One night in her dream, an old man appeared and told her that a cross would be found on top of Malim Hill.

A couple of days later, with the assistance of neighbours, the woman's family found a 46cm cross on the hill partially covered by a termite nest.

Another version attributes the finding of the cross to a child of Joanna Sta Maria from the Portuguese community in Kubu.

Image: Christians following the religious service with the use of prayer books.
Christians following the religious service with the use of prayer books.

The child supposedly dreamt on three consecutive nights about a cross to be found on Malim Hill.

Other stories are more prosaic about the feast's origins.

According to the book Survival Through Human Values by the late Father M.J. Pintado, a former parish priest of St. Peter's, Malacca was a Catholic town during Portuguese rule from 1511 to 1641 and there was a church or chapel on every street and hill.

The cross may well have been a grave marker or affixed to a place of worship which went into ruin during the 154-year Dutch occupation of Malacca, noted Father Pintado.

There is another account noted in J.V. Mills translation of Eredias 1613 description of Malacca.

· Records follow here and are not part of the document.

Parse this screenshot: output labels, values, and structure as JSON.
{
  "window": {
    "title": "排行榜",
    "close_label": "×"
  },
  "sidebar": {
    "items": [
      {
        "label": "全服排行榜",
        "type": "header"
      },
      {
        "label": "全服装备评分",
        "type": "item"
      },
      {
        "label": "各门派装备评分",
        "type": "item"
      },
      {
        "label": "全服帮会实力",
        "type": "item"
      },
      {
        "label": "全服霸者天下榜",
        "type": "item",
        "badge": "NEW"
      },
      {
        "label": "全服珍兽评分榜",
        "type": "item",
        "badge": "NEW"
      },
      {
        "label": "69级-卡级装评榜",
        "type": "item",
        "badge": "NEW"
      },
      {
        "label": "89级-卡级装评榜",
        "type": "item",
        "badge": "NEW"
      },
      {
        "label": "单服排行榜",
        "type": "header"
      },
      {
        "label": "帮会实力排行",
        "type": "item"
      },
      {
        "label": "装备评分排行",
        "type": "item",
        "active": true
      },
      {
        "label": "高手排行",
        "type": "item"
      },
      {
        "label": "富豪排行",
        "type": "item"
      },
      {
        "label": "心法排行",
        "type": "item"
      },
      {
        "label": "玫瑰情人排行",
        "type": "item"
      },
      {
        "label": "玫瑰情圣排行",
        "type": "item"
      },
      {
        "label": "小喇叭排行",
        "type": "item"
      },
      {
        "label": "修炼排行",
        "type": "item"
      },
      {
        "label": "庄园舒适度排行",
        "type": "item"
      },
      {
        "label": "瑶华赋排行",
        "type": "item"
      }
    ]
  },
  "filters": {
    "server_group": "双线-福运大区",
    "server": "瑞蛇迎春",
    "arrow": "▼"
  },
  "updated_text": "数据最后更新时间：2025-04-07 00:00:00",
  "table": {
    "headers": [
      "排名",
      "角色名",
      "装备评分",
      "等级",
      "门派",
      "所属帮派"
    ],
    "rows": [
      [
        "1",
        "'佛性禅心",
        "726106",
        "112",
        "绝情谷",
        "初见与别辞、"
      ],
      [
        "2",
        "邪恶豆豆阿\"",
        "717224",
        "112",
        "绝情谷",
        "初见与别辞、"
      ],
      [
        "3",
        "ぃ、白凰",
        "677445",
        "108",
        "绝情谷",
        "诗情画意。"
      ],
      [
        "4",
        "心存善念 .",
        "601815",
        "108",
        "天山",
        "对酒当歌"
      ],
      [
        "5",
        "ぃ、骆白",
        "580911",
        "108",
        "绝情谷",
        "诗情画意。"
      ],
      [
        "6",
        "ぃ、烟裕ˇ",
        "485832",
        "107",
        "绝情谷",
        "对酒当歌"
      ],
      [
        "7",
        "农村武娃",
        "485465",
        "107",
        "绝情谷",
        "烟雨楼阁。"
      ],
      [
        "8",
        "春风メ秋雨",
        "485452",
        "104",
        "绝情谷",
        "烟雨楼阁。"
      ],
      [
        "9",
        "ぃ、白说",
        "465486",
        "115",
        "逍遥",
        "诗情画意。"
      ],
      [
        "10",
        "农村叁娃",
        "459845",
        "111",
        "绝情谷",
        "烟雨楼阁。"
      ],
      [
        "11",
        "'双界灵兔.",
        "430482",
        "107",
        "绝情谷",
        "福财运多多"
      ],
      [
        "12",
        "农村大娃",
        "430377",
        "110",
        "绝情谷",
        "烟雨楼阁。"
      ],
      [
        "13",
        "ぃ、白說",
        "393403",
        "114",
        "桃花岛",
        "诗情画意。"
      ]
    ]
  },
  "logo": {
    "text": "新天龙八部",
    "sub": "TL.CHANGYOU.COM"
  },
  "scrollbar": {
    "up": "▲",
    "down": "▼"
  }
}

It stated that Malays in the vicinity were curious about lights emanating from the hill and located the wooden cross upon inspection. They then informed St. Peter's Church of the discovery.

Mystery was added when lights or an apparition of the Virgin Mary was said to have appeared when the chapel was rebuilt and consecrated by the church.

Whatever the origins, the Feast of Santa Cruz will continue to draw pilgrims to Malacca.

The feast has become well known like the Good Friday celebrations at St. Peter's Church in late March or early April and the Feast of St. Francis Xavier at St. Paul's Hill in early December.